Chris Pelling, in his fascinating keynote lecture ‘Homeric and Herodotean intertextuality: what’s the point?’, opened up various possible lines of enquiry when dealing with authors from the archaic and classical ages. Homer’s Iliad and Odyssey were surely familiar poems in the fifth century BC. References and allusions to the Homeric poems in Herodotus’ Histories highlight the different ways in which an audience might react to certain stories and narrative patterns. Chris’ paper raised many questions, and tried to provide a few answers, on reader-response and intertextuality.

The various speakers tried to assess, from different perspectives, how much can be plausibly pinned down as actually intertextual between Homer and Herodotus and how much should refer to a general mythical matrix. Many different and engaging themes were tackled during the two-day workshop: from representations of the human body in war-related contexts (Fragoulaki) to Xerxes’ expedition against Greece (Vannicelli), from Herodotus’ reception of poetic frames of truth and fiction in Book 8 (Donelli) to appropriation and deconstruction of Homeric epics in Herodotus’ Book 2 (Giuseppetti), from the nature of gods in Greece and Egypt (Harrison) to issues of Greek identity (Skinner), from the linguistic analysis of Herodotus’ language (Tribulato) to the combined reception of Homer and Herodotus in ancient culture (Matijašić).

The workshop allowed for the discussion of a number of general issues, for example: the ‘Homeric world’ through the lens of Herodotus’ Histories; the nature of the language of both authors and how it was perceived in antiquity; the reception of the Homeric epics, and of poetry in general, in Herodotus; the different ways in which later audiences responded to their intertextual relationship. The workshop was attended by more than thirty people, including colleagues, graduate students and undergraduates. Christopher Tuplin very kindly accepted my invitation to give the concluding remarks and offered many exciting perspectives.

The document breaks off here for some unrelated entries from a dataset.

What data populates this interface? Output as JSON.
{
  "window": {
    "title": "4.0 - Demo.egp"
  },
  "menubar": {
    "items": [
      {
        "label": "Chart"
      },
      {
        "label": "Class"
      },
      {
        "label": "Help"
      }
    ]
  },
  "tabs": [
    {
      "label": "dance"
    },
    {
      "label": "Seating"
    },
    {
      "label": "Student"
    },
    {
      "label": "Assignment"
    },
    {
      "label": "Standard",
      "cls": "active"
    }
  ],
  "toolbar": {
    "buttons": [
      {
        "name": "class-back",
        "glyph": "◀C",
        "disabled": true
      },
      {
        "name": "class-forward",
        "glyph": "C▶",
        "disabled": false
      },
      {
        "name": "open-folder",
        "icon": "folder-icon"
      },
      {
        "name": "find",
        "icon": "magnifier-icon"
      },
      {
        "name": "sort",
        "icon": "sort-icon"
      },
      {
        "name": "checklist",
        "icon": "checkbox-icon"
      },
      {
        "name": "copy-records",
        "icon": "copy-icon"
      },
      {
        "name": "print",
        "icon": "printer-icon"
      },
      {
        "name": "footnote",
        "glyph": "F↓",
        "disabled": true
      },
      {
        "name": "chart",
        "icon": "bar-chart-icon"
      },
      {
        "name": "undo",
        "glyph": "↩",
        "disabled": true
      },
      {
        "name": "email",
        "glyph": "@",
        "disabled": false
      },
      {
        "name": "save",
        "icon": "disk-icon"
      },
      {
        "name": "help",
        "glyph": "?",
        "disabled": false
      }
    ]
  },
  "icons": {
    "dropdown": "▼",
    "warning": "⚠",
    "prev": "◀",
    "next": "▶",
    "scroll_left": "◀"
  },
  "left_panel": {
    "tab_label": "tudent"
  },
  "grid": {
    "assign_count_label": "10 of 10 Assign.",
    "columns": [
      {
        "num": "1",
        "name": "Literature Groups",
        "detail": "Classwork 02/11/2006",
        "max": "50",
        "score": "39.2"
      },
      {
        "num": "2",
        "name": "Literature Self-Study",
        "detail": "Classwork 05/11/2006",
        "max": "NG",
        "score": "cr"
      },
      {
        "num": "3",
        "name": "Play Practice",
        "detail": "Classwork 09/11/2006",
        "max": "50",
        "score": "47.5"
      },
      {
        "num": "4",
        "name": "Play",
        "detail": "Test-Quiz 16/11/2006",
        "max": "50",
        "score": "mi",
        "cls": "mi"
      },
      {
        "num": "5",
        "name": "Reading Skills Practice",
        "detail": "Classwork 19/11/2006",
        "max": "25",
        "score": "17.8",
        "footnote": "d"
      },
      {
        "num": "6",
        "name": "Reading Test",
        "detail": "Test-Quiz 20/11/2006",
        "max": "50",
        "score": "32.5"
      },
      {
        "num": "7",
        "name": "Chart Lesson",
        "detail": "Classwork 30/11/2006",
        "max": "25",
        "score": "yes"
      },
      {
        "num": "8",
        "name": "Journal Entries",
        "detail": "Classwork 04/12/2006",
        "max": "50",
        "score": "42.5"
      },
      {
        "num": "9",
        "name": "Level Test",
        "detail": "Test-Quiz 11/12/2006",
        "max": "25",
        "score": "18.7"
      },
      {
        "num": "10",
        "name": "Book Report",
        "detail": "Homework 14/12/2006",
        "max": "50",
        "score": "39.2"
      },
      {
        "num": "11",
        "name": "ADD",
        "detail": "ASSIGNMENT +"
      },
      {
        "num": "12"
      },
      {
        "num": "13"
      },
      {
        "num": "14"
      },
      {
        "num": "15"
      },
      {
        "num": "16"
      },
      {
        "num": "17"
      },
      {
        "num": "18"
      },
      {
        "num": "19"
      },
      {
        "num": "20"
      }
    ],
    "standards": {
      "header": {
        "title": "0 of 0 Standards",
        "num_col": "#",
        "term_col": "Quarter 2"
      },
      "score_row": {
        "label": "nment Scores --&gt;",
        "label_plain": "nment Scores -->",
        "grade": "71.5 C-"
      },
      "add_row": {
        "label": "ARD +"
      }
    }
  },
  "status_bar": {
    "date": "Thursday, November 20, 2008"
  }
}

My aim is now to collect the various contributions and publish a volume that will hopefully represent a reference work: it will certainly fill a gap in the current scholarship on Homer and Herodotus. From a wider perspective, the output of the workshop will contribute to the advancement of our knowledge in the field of Greek historiography, epic poetry, fifth-century-BC literacy and intertextuality in Greek literature.